Croesus makes a pfftt noise, a dog style, ‘as if.’

“I know, but wait, there’s more. Ariel can’t break her contract with the witch so her father sacrifices himself for Ariel and the witch turns him into a polyp. Don’t ask me, you don’t want to know. Name one, one king father of a princess in the fairy tale realm that sacrifices himself for his daughter . . . hmm, Snow White—no, left her alone with the evil stepmother; Rapunzel, no she was bargained away at birth for rampion; Sleeping Beauty, ah, no, he didn’t invite the 13th wise woman to the birth banquet resulting in the curse that put the whole bloody kingdom to sleep. Cinderella—nope, mother dies, father marries sadistic harpy, and it doesn’t seem to bother him a bit that Cindy is perpetually covered in soot.”

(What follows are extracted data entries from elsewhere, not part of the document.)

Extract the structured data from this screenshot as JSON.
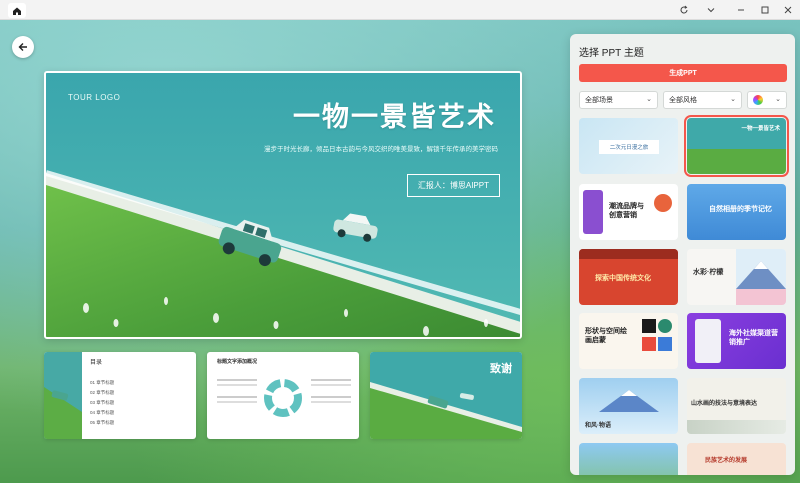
{
  "main_slide": {
    "logo": "TOUR LOGO",
    "title": "一物一景皆艺术",
    "subtitle": "漫步于时光长廊，倾品日本古韵与今风交织的唯美景致，解锁千年传承的美学密码",
    "reporter": "汇报人：博思AIPPT"
  },
  "thumbnails": {
    "toc_title": "目录",
    "toc_items": [
      "01 章节标题",
      "02 章节标题",
      "03 章节标题",
      "04 章节标题",
      "05 章节标题"
    ],
    "second_title": "标题文字添加概况",
    "thanks": "致谢"
  },
  "panel": {
    "title": "选择 PPT 主题",
    "generate": "生成PPT",
    "scene_select": "全部场景",
    "style_select": "全部风格"
  },
  "templates": [
    {
      "label": "二次元日漫之旅"
    },
    {
      "label": "一物一景皆艺术"
    },
    {
      "label": "潮流品牌与创意营销"
    },
    {
      "label": "自然相册的季节记忆"
    },
    {
      "label": "探索中国传统文化"
    },
    {
      "label": "水彩·柠檬"
    },
    {
      "label": "形状与空间绘画启蒙"
    },
    {
      "label": "海外社媒渠道营销推广"
    },
    {
      "label": "和风·物语"
    },
    {
      "label": "山水画的技法与意境表达"
    },
    {
      "label": ""
    },
    {
      "label": "民族艺术的发展"
    }
  ]
}
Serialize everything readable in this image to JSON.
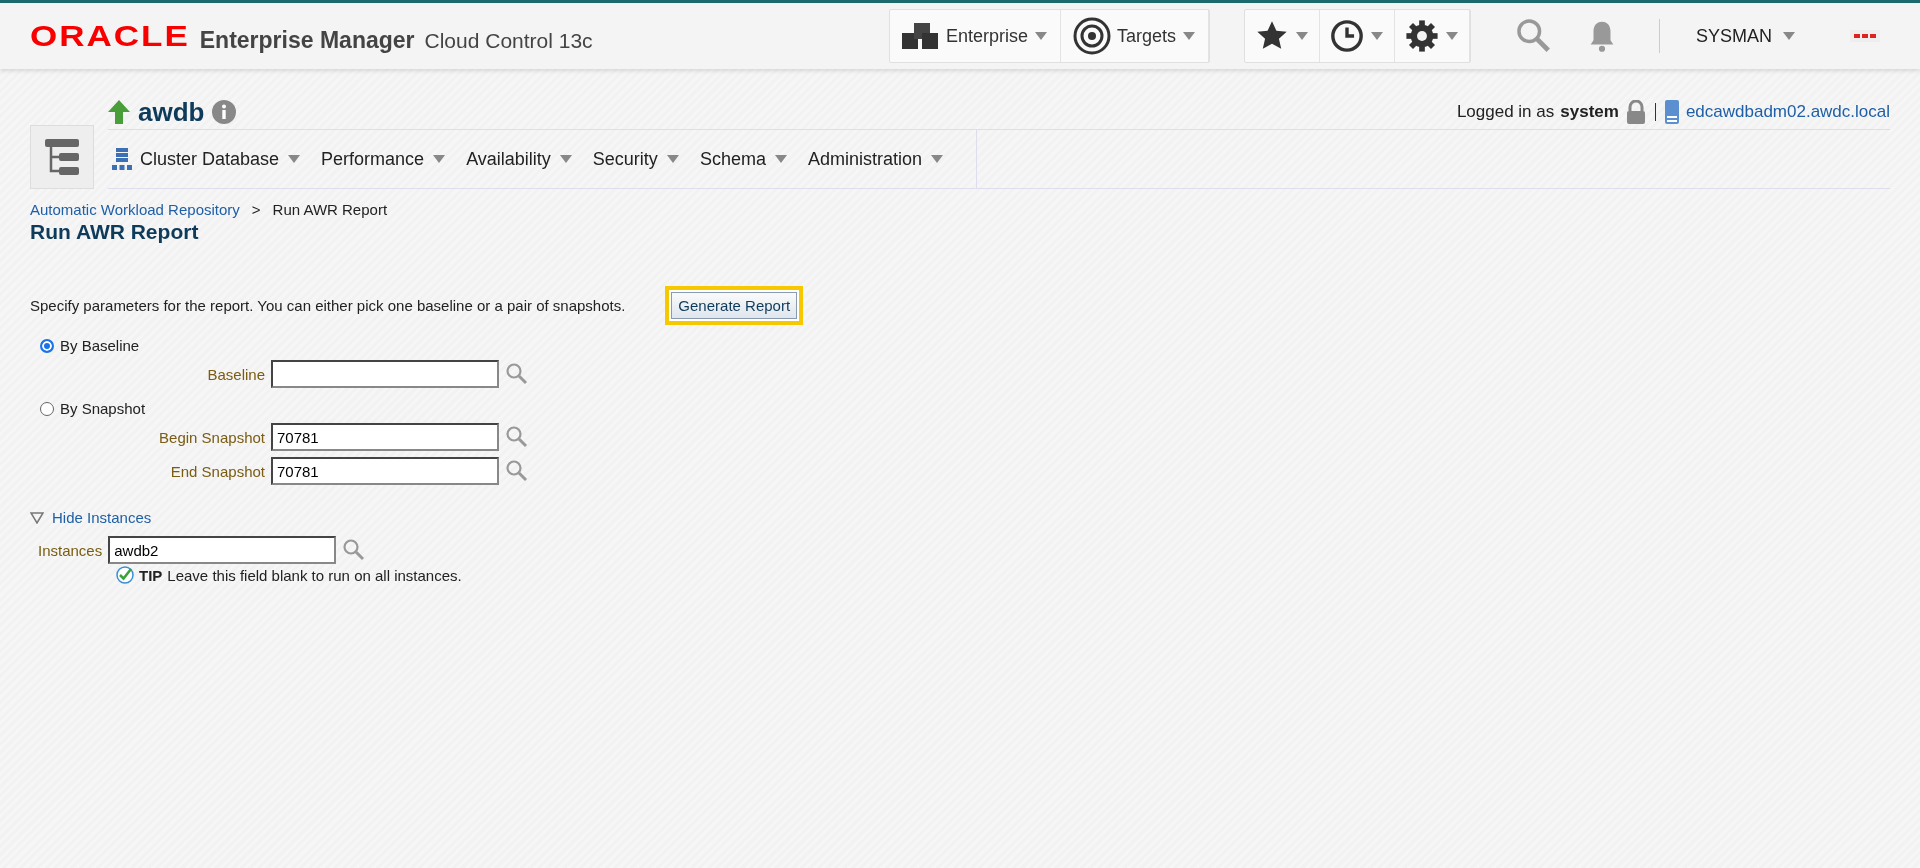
{
  "header": {
    "logo": "ORACLE",
    "product": "Enterprise Manager",
    "edition": "Cloud Control 13c",
    "nav": [
      {
        "kind": "enterprise",
        "label": "Enterprise"
      },
      {
        "kind": "targets",
        "label": "Targets"
      }
    ],
    "tools": [
      {
        "kind": "star"
      },
      {
        "kind": "clock"
      },
      {
        "kind": "gear"
      }
    ],
    "user": "SYSMAN"
  },
  "target": {
    "name": "awdb",
    "up": true,
    "login_prefix": "Logged in as",
    "login_user": "system",
    "host": "edcawdbadm02.awdc.local",
    "menus": [
      "Cluster Database",
      "Performance",
      "Availability",
      "Security",
      "Schema",
      "Administration"
    ]
  },
  "breadcrumb": {
    "link": "Automatic Workload Repository",
    "separator": ">",
    "current": "Run AWR Report"
  },
  "page_title": "Run AWR Report",
  "instructions": "Specify parameters for the report. You can either pick one baseline or a pair of snapshots.",
  "generate_button": {
    "label": "Generate Report",
    "focused": true
  },
  "options": [
    {
      "label": "By Baseline",
      "selected": true,
      "fields": [
        {
          "label": "Baseline"
        }
      ]
    },
    {
      "label": "By Snapshot",
      "selected": false,
      "fields": [
        {
          "label": "Begin Snapshot",
          "value": "70781"
        },
        {
          "label": "End Snapshot",
          "value": "70781"
        }
      ]
    }
  ],
  "instances": {
    "toggle": "Hide Instances",
    "expanded": true,
    "label": "Instances",
    "value": "awdb2",
    "tip_label": "TIP",
    "tip": "Leave this field blank to run on all instances."
  }
}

Croesus begins grooming, in case there is a trace of fireplace ash on his gorgeous red and white coat.

“So back to the Disney flick, Ursula grabs the king’s triton and crown and whips up a major whirlpool, giddy with power. Eric jumps aboard an abandoned ship, and just as Ursula is about to kill Ariel with the triton, Eric rams the ship’s bowsprit through the witch. The king is restored to his body, and he throws a grand wedding to which everyone is invited, humans, merpeople and crafty cute sea critters. Don’t you dare sigh,” Elora says, catching Croesus on the inhale.